🤖 AI Summary
This paper addresses privacy-preserving release of the 2020 U.S. Census Supplemental Demographic and Housing Characteristics (S-DHC) files.
Method: It proposes the first zero-concentrated differential privacy (zCDP) framework designed for large-scale official statistics, introducing the discrete Gaussian mechanism for national-level statistical disclosure—rigorously proving its zCDP compliance—and implementing it via the Tumult Analytics platform to enable verifiable, production-grade privacy computation.
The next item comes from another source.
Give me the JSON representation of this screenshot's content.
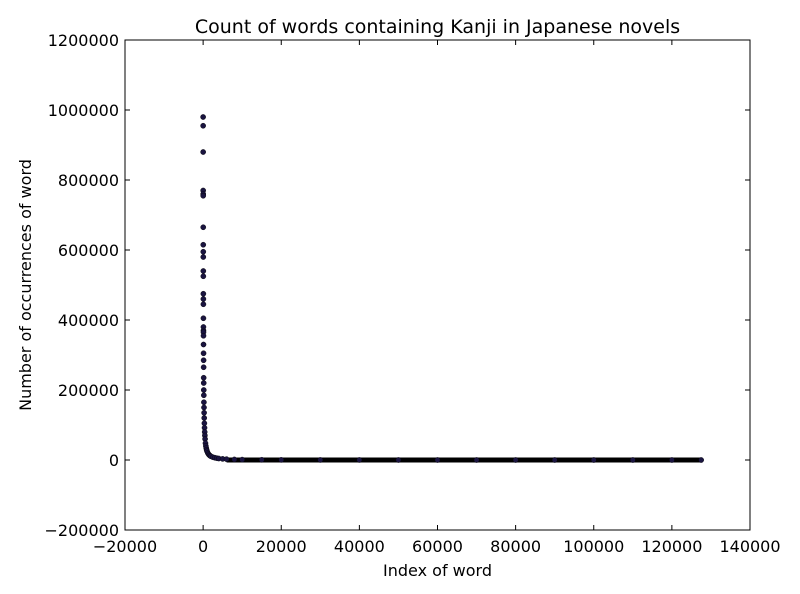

Contribution/Results: (1) The first formally verified, production-deployed zCDP algorithm; (2) a demonstrable balance between strong privacy guarantees (zCDP) and high statistical utility on real-world census infrastructure; (3) a scalable, auditable privacy-enhancing paradigm for official statistics. The solution has been operationalized in the S-DHC data release system, marking a milestone in the U.S. Census Bureau’s privacy protection practice.
📝 Abstract
This article describes the disclosure avoidance algorithm that the U.S. Census Bureau used to protect the 2020 Census Supplemental Demographic and Housing Characteristics File (S-DHC). The tabulations contain statistics of counts of U.S. persons living in certain types of households, including averages. The article describes the PHSafe algorithm, which is based on adding noise drawn from a discrete Gaussian distribution to the statistics of interest. We prove that the algorithm satisfies a well-studied variant of differential privacy, called zero-concentrated differential privacy. We then describe how the algorithm was implemented on Tumult Analytics and briefly outline the parameterization and tuning of the algorithm.